Why am I seeing unexpected results in my A/A test?

If you're running an A/A test (where both variants are identical) and seeing significant differences between variants, there are a few things to check:

  1. Feature flag calls: Create a trend insight of unique users for $feature_flag_called events and verify they are equally split between variants. An uneven split suggests issues with flag evaluation.

  2. Implementation verification:

    • Use feature flag overrides (like posthog.featureFlags.overrideFeatureFlags({ flags: {'flag-key': 'test'}})) to test each variant
    • Check the code runs identically across different states (logged in/out), browsers, and parameters
    • Verify that user properties and group assignments are set correctly before flag evaluation
  3. Session replays: Watch session recordings filtered by your feature flag to spot any unexpected differences between variants.

  4. Random variation: While A/A tests should theoretically show no difference, random chance can sometimes cause temporary statistical significance, especially with smaller sample sizes.

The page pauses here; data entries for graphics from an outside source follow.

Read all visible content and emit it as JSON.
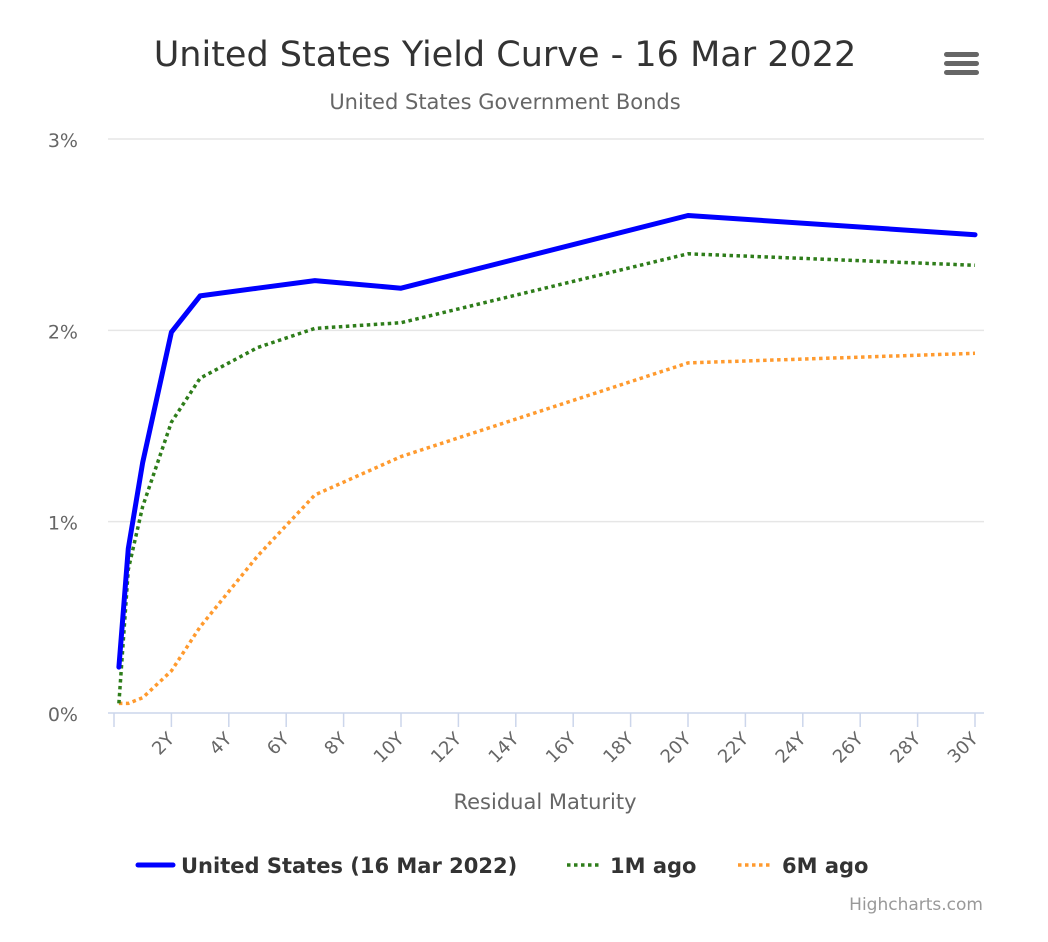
{
  "chart_data": {
    "type": "line",
    "title": "United States Yield Curve - 16 Mar 2022",
    "subtitle": "United States Government Bonds",
    "xlabel": "Residual Maturity",
    "ylabel": "",
    "xlim": [
      0,
      30
    ],
    "ylim": [
      0,
      3
    ],
    "x_tick_values": [
      2,
      4,
      6,
      8,
      10,
      12,
      14,
      16,
      18,
      20,
      22,
      24,
      26,
      28,
      30
    ],
    "x_tick_labels": [
      "2Y",
      "4Y",
      "6Y",
      "8Y",
      "10Y",
      "12Y",
      "14Y",
      "16Y",
      "18Y",
      "20Y",
      "22Y",
      "24Y",
      "26Y",
      "28Y",
      "30Y"
    ],
    "y_tick_values": [
      0,
      1,
      2,
      3
    ],
    "y_tick_labels": [
      "0%",
      "1%",
      "2%",
      "3%"
    ],
    "grid": true,
    "legend_position": "bottom",
    "series": [
      {
        "name": "United States (16 Mar 2022)",
        "color": "#0000ff",
        "dash": "solid",
        "x": [
          0.17,
          0.5,
          1,
          2,
          3,
          5,
          7,
          10,
          20,
          30
        ],
        "values": [
          0.24,
          0.86,
          1.31,
          1.99,
          2.18,
          2.22,
          2.26,
          2.22,
          2.6,
          2.5
        ]
      },
      {
        "name": "1M ago",
        "color": "#2e7d1a",
        "dash": "dotted",
        "x": [
          0.17,
          0.5,
          1,
          2,
          3,
          5,
          7,
          10,
          20,
          30
        ],
        "values": [
          0.05,
          0.75,
          1.08,
          1.52,
          1.75,
          1.91,
          2.01,
          2.04,
          2.4,
          2.34
        ]
      },
      {
        "name": "6M ago",
        "color": "#ff9a2e",
        "dash": "dotted",
        "x": [
          0.17,
          0.5,
          1,
          2,
          3,
          5,
          7,
          10,
          20,
          30
        ],
        "values": [
          0.05,
          0.05,
          0.08,
          0.22,
          0.45,
          0.82,
          1.14,
          1.34,
          1.83,
          1.88
        ]
      }
    ]
  },
  "menu_icon": "hamburger-menu-icon",
  "credits": "Highcharts.com"
}
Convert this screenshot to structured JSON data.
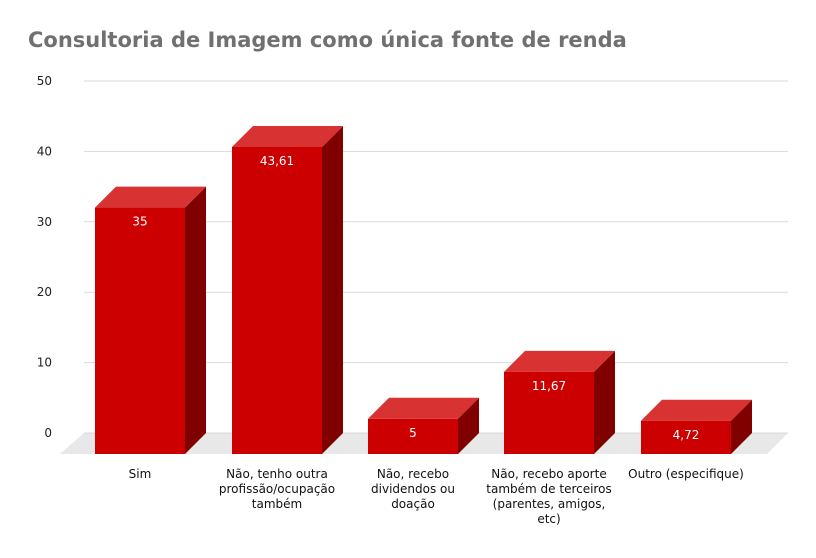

Remember: A successful A/A test validates your experimentation setup, while an "unsuccessful" one helps identify issues you can fix to improve your process. If you're still seeing unexplained significant differences, contact support for help troubleshooting.

Why do I need a minimum number of exposures to run an experiment?

Experiments require a minimum of 50 exposures per variant before showing experiment results. This is necessary because, with too few exposures, the results may not be statistically significant and could lead to incorrect conclusions. This threshold ensures that the experiment data is reliable enough to make a decision.

You can check your current exposure count on the experiment results page. If your experiment is not reaching the minimum number of exposures, you can try the following:

  • Verify your feature flag implementation.
  • Consider increasing your feature flag's rollout percentage.
  • Ensure your exposure events are firing correctly.